The Israeli pharmaceutical giant Teva had an unpleasant surprise from its insurance company, which is refusing to cover damages owed to Pfizer for a patent violation, according to U.S. media reports.

Teva and its Indian partner Sun Pharmaceutical signed a compromise with Pfizer, which obligates them to pay a total of $2.1 billion in compensation for infringing on the latter’s patent on acid-reflux drug Protonox.
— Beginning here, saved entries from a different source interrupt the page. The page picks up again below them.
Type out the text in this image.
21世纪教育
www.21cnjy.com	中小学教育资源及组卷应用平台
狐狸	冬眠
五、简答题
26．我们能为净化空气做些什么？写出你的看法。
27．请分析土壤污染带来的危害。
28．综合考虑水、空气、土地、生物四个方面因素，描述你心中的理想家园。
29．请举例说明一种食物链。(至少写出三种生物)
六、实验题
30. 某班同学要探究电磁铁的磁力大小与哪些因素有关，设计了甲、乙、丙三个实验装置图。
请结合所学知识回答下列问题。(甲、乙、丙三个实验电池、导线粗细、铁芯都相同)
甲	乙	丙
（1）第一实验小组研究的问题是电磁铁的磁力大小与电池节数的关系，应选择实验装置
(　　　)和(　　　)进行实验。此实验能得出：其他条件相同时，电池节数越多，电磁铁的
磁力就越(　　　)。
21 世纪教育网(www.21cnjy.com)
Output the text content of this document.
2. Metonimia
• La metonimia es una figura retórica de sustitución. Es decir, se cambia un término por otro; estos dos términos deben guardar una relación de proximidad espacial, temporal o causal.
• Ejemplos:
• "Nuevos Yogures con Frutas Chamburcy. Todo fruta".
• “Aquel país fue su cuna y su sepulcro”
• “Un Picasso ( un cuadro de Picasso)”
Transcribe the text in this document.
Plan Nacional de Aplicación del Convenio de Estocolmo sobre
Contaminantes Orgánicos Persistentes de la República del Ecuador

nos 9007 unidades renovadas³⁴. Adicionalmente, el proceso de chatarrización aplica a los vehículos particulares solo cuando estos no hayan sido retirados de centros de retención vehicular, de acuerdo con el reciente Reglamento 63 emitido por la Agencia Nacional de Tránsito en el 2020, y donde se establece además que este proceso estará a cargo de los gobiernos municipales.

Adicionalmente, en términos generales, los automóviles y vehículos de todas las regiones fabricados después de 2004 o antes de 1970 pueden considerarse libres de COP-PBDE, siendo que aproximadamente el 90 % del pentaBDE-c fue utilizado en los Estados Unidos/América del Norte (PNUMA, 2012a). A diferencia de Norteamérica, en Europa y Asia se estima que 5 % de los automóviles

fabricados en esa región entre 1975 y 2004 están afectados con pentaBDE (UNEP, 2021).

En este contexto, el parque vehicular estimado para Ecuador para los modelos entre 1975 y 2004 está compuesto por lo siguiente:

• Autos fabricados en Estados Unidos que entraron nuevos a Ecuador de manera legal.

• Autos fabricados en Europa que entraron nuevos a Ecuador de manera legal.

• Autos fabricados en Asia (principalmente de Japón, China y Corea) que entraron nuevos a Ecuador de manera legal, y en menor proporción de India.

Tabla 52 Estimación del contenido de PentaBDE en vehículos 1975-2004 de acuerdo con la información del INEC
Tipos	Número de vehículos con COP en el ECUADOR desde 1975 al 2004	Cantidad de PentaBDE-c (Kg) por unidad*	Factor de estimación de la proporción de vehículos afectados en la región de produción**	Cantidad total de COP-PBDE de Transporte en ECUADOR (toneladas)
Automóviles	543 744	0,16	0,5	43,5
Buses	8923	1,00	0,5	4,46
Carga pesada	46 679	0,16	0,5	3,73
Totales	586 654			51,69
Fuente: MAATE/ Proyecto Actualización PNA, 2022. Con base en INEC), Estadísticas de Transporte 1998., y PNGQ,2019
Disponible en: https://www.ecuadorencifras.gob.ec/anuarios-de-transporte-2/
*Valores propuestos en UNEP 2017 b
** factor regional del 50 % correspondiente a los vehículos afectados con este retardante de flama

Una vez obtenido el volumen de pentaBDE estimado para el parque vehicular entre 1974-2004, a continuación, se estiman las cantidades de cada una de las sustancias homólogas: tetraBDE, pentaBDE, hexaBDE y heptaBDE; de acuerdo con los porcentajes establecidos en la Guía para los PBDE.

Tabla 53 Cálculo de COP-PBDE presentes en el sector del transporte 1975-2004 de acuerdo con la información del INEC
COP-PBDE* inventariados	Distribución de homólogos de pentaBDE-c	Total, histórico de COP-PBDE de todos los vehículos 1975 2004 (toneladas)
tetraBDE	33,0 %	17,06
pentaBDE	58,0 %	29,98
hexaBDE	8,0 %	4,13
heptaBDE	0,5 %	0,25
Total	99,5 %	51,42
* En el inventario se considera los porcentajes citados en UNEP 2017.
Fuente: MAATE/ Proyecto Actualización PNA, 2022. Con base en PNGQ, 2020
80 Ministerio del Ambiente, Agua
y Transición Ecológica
Teva’s share of the compensation is $1.6 billion, of which it expected its insurer to defray $500 million.

Teva is withholding comment pending its examination of the insurance company’s decision.

This was the first time generic drugmakers were paying damages for marketing a copy of an existing drug for which patents have yet to expire — known as an “at-risk” launch.

Protonix recorded peak annual revenue of almost $2 billion in 2007. But then sales took a sharp downturn following the introduction into the market of generic versions produced by Teva in 2007 and Sun Pharma in 2008.

In May 2010, the court ruled against Teva and Sun. Teva wrote down a $760 million loss in the third quarter of 2012 due to that court ruling, and is expected to write down another $930 million in the second quarter of this year.

The patent covering the active ingredient in Protonix — pantoprazole — expired in January 2011.